Inhibition of Platelet Aggregation by Roussin's Black Salt, Sodium Nitroprusside and Other Metal Nitrosyl Complexes.

We have examined the action of a range of transition metal nitrosyl compounds in the inhibition of ADP-induced platelet aggregation. Inhibition results from the formation of the activated nitric oxide (NO) complex of guanylate cyclase, hence increasing platelet [cGMP]. Nitrosylation of guanylate cyclase may occur by release of NO from a nitrosyl complex, or, indirectly, by nitrosation of a thiol group followed by decomposition of the S-nitrosyl thiol to give NO. The latter process might be expected to be more efficient for compounds with a greater NO(+)character, and hence nitrosating ability, of the nitrosyl complex, but the results did not show a consistent relationship between NO character and the inhibitory potency on platelets.
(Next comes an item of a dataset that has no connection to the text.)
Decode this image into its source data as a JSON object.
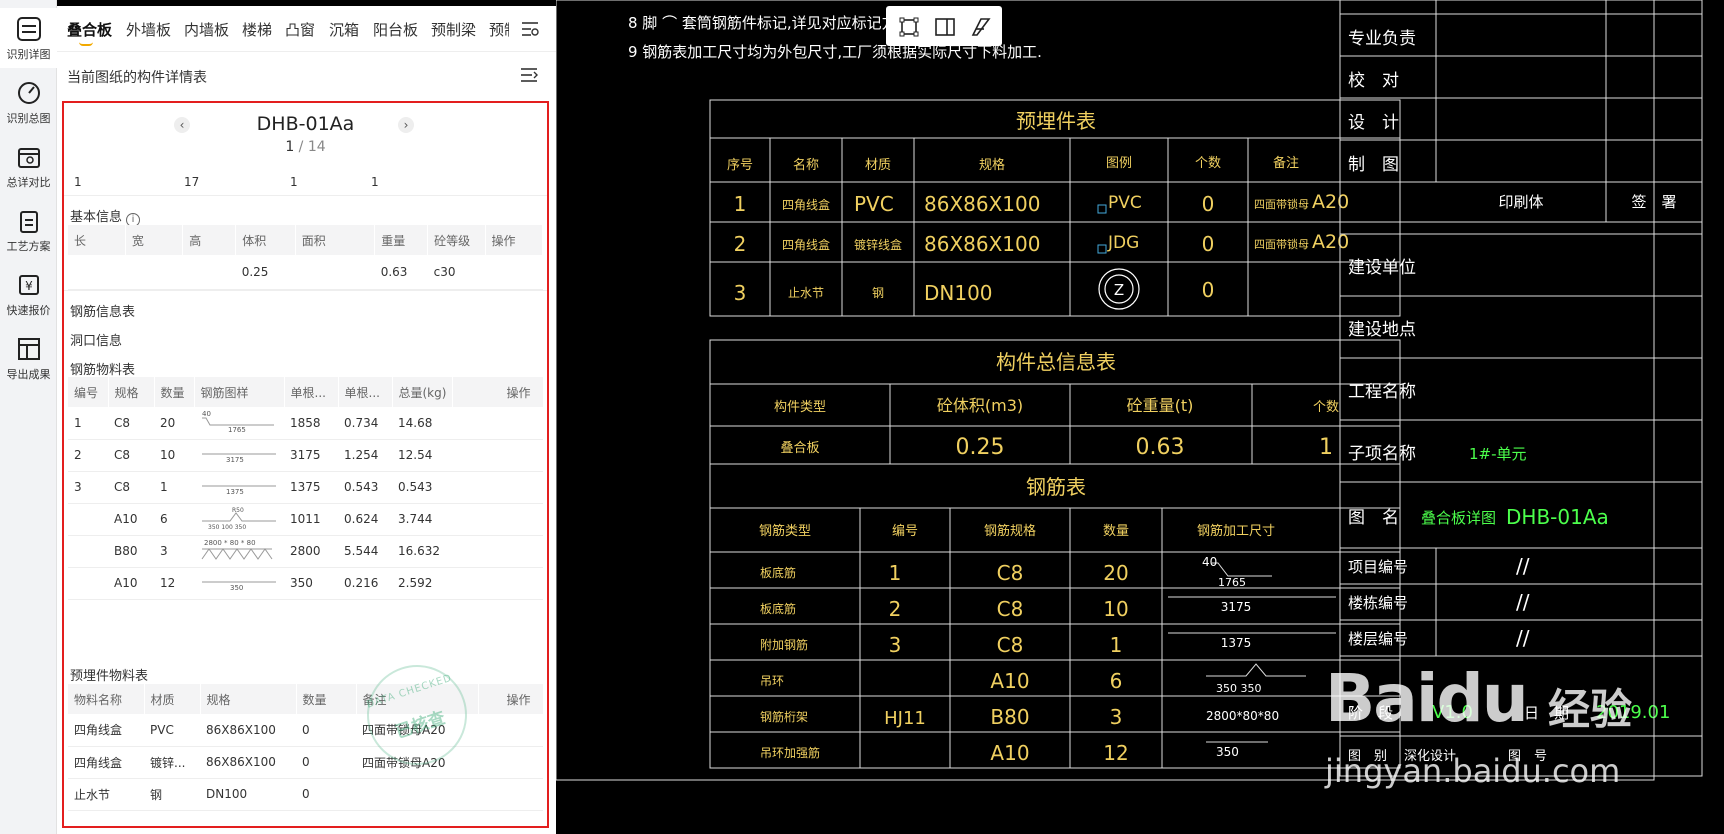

Inhibition of aggregation by Rousin's black salt, Na[Fe(4)S(3)(NO)(7)], was abolished by haemoglobin, and enhanced in the presence of M&B22948. These findings indicate that activation of guanylate cyclase is mediated by extracellular release of NO. For sodium nitroprusside, inhibition of platelet aggregation became progressively less sensitive to addition of haemoglobin, indicating that another process, such as release of cyanide, became significant as the incubation time was increased.